Il y a chez Falaquera une certaine misogynie qui détonne et qui peut paraître singulière par sa dureté. Il faut replacer « Epístola moral » dans son contexte littéraire et socio-culturel. Ce thème est récurrent dans le monde hispano-hébreux, et Falaquara sait que sur ce point son attitude va dans le sens du public auquel il s’adresse. Son livre s’inscrit dans la lignée du « Libro de los entretenimientos » de Yosef ibn Zabarra (auquel Falaquara emprunte quelques expressions) et, plus encore, dans le débat littéraire au sujet de la femme et du mariage initié par Yehudah ibn Shabbethai. En ce XIIIe siècle, tout un courant littéraire présente la femme très négativement. Par ailleurs, il y a dans la pensée médiévale, tant hispano-musulmane que chrétienne, une tendance à la célébration de l’ascétisme qui, dans sa forme la plus extrême, promeut le célibat. C’est à cette époque que l’Église se préoccupe du célibat du clergé, ce qui est clairement exposé par les conciles de Latran de 1123 et 1139. Parmi les théologiens chrétiens et dans la pensée religieuse du XIIe siècle et du XIIIe siècle, les discussions sont nombreuses au sujet de la sexualité ; la chasteté et la virginité sont envisagées comme des expressions de la sainteté. Néanmoins, le monde juif ne voit pas les choses ainsi, et l’attitude de Falaquera sur cette question peut sembler étrange.
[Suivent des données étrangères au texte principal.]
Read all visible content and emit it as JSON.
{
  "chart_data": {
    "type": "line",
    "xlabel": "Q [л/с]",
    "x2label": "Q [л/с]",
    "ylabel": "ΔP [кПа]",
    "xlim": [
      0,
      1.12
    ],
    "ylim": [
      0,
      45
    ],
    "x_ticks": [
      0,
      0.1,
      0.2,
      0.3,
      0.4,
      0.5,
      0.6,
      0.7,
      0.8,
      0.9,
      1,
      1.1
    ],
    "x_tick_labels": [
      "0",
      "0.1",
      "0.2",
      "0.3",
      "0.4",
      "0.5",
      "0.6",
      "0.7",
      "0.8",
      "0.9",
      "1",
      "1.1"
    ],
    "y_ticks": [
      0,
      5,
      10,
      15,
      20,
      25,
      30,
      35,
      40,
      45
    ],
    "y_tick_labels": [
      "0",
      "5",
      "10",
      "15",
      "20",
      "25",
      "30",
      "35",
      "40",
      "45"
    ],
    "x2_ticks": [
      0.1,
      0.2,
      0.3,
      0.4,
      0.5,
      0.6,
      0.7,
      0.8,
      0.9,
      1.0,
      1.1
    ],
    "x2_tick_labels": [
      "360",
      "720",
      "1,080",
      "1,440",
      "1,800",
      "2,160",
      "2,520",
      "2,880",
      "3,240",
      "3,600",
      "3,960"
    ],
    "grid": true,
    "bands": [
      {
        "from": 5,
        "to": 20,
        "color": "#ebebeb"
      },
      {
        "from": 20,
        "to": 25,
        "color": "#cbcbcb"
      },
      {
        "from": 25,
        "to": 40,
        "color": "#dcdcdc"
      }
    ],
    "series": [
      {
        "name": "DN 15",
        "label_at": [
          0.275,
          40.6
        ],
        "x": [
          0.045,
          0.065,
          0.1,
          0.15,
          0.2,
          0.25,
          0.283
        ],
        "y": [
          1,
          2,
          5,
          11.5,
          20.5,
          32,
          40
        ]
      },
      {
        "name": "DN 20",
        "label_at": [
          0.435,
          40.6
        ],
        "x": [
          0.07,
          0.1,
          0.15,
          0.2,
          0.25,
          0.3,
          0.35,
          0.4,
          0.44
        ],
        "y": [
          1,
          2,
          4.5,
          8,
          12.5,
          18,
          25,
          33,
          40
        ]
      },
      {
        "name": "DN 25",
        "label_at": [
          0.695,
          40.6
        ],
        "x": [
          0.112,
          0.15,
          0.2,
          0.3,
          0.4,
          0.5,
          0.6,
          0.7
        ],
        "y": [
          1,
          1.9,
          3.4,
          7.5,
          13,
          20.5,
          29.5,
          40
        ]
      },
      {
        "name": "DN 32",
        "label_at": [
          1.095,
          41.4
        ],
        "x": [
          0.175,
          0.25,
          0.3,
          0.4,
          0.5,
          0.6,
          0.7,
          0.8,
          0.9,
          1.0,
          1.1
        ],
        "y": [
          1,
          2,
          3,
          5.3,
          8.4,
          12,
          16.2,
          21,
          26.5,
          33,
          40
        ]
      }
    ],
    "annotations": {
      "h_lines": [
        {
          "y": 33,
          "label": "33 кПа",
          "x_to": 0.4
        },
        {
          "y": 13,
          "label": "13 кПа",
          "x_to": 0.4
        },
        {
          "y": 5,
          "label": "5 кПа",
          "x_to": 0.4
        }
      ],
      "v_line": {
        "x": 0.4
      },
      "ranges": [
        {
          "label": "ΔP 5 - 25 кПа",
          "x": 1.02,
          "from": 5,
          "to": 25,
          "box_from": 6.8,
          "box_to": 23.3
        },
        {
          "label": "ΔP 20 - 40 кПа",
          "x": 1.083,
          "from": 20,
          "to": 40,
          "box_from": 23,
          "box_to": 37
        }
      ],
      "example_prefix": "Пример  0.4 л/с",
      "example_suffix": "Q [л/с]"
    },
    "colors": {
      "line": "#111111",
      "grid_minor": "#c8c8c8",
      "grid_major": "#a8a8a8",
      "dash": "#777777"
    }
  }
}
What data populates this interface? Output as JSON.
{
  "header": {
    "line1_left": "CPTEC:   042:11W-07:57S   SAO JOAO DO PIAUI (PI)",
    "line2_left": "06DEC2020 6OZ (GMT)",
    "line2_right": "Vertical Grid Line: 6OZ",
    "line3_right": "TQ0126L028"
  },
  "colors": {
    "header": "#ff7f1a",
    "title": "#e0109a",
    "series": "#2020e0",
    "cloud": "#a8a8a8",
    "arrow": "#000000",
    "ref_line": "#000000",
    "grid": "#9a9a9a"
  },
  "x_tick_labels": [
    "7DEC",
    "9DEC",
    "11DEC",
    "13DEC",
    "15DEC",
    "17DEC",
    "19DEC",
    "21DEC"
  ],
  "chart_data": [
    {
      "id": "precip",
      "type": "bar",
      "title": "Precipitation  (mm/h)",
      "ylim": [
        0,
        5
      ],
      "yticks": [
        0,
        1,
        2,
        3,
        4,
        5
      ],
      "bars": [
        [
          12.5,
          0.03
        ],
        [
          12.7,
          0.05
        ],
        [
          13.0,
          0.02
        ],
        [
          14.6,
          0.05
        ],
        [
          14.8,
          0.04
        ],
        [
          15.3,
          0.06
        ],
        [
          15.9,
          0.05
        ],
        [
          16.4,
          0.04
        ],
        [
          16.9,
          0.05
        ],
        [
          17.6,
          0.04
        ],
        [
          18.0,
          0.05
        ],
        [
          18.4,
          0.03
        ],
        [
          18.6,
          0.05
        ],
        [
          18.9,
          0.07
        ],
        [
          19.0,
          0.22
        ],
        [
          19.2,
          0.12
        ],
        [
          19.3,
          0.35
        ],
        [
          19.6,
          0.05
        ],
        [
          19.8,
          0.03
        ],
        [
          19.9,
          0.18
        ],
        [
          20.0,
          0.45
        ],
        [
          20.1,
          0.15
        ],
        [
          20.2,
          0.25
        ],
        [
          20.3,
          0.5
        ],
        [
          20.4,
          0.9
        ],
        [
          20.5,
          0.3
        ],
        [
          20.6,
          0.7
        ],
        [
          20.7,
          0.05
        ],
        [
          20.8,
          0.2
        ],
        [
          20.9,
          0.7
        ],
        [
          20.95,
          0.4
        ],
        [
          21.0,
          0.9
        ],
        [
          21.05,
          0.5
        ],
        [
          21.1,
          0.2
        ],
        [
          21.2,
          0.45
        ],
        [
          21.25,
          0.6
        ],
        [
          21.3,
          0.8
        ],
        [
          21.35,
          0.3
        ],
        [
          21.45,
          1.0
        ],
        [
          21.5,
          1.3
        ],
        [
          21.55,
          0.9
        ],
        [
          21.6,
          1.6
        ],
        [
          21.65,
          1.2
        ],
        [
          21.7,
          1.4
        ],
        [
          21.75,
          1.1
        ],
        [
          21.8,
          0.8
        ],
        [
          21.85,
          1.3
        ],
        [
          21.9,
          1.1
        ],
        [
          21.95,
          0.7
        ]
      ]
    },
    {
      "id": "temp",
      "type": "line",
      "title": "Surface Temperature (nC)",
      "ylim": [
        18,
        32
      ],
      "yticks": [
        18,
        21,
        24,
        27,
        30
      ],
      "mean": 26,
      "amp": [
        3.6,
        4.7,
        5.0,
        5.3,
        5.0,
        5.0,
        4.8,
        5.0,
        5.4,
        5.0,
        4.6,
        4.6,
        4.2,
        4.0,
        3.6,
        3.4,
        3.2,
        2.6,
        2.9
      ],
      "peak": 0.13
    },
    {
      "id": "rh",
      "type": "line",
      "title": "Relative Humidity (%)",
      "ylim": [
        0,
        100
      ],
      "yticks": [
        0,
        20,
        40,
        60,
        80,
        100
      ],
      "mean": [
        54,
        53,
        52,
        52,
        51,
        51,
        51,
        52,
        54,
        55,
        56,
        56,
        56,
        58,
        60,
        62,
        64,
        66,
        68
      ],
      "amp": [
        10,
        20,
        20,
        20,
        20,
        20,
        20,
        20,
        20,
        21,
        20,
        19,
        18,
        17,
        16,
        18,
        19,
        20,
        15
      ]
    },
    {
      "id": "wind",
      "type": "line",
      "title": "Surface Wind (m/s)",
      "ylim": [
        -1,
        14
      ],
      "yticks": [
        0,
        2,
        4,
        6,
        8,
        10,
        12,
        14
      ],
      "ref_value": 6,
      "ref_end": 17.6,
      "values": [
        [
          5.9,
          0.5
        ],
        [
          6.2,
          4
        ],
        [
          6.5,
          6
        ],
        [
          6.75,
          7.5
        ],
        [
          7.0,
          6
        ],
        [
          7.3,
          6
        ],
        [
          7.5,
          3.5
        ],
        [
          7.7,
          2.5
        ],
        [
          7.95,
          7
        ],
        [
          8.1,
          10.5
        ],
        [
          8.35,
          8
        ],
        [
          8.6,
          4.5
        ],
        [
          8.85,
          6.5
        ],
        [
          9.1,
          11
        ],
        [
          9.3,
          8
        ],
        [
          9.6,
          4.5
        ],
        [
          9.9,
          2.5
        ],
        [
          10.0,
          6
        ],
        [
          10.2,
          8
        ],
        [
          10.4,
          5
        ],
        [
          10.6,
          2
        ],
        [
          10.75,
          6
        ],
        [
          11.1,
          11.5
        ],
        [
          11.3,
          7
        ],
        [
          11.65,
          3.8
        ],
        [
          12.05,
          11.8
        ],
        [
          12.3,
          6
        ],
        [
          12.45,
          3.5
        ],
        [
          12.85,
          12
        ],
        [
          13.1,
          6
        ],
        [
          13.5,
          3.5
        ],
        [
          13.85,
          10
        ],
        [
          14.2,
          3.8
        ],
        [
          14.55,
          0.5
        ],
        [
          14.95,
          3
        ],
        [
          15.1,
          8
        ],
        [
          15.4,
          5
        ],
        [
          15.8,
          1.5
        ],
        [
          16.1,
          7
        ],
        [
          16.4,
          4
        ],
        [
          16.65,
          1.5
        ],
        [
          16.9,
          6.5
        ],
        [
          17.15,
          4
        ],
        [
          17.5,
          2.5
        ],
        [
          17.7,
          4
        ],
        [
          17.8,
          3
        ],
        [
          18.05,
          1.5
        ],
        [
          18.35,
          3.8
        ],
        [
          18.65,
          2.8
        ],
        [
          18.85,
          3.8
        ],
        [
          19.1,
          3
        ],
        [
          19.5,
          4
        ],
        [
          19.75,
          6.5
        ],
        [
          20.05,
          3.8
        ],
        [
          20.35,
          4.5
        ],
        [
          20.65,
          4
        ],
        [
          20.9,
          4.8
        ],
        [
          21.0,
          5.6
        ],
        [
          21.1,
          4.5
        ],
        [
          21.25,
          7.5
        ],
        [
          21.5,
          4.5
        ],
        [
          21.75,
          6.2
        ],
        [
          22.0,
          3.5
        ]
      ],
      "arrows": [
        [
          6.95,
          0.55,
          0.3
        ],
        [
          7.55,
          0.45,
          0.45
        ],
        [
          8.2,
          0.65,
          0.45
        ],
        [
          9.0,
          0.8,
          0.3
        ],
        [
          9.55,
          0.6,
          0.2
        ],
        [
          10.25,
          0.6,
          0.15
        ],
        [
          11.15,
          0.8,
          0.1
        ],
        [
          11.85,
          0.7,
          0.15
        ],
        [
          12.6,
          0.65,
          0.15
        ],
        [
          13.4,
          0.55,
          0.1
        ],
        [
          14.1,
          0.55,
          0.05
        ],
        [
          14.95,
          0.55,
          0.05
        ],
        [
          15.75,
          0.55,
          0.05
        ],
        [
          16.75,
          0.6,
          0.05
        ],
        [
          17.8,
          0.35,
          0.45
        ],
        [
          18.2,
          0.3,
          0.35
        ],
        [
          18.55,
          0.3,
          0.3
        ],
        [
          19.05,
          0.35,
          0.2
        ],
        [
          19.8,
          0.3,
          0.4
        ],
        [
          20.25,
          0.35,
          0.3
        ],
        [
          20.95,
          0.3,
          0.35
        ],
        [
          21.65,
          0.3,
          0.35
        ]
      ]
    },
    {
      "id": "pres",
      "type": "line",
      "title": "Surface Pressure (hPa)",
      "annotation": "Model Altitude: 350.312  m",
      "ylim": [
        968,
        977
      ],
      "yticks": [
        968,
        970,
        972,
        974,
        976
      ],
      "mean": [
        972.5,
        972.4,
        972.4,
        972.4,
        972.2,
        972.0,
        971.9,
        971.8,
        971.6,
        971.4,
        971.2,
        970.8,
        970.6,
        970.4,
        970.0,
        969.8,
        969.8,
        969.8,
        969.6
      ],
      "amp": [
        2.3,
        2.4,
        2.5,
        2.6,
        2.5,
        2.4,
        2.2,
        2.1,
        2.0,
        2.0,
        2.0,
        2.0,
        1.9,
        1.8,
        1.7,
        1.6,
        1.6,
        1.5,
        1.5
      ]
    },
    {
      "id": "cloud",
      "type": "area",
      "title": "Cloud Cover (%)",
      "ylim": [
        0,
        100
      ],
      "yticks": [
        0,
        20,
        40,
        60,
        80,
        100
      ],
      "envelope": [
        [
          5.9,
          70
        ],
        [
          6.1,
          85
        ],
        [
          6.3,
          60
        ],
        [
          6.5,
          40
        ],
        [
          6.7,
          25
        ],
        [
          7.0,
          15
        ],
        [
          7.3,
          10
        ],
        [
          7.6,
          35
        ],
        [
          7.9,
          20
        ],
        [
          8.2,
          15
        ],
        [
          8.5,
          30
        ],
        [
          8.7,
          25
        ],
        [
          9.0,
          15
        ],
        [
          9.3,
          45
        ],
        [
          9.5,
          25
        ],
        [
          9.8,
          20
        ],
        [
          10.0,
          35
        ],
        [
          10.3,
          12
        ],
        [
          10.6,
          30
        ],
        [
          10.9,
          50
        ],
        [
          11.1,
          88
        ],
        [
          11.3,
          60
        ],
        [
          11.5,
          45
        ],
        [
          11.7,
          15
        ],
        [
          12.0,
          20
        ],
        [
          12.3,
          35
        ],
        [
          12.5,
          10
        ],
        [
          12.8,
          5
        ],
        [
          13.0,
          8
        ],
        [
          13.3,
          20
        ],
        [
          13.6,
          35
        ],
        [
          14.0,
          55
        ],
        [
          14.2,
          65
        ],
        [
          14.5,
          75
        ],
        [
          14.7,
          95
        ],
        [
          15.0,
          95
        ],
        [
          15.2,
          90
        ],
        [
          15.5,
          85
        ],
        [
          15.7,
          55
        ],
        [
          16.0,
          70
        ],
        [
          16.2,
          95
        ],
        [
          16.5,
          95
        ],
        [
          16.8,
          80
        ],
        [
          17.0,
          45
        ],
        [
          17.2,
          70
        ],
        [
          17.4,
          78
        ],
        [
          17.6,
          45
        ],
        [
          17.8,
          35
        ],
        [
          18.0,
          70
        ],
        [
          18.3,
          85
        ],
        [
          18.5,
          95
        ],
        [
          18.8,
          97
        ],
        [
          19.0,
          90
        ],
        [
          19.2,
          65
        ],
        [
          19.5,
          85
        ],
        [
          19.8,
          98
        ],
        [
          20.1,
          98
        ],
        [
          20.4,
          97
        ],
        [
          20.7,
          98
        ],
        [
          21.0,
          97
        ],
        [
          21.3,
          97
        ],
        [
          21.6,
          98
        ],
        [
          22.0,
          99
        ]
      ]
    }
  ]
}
Une question se pose d’elle-même : Heman est-il le porte-parole de Falaquara ? Et pourquoi se propose-t-il de conseiller ses compatriotes d’une manière qui n’est pas en accord avec le judaïsme, notamment sur la question du célibat ? Le chemin proposé par Heman le Juif est celui qui s’ajuste le mieux à l’idéal juif basé sur l’éthique d’Aristote et défendu, entre autres, par Maimonide, un projet moral et civique qui pour l’essentiel correspond à ce que rapportent les œuvres sapientales du XIIIe siècle. Falaquera propose Heman comme un modèle à suivre pour la majorité des membres de la communauté juive, sans pour autant nier la valeur des deux autres sagesses, l’arabe et l’hindoue, des sagesses qu’il envisage de limiter à un petit nombre de Juifs. C’est un texte à caractère universaliste, avec conception ouverte de la vérité et de la connaissance qui se retrouve dans tous ses écrits et nous évoque Maimonide et Averroès. Adepte de Maimonide et désireux se servir sa communauté, Falaquera promeut un modèle ouvert.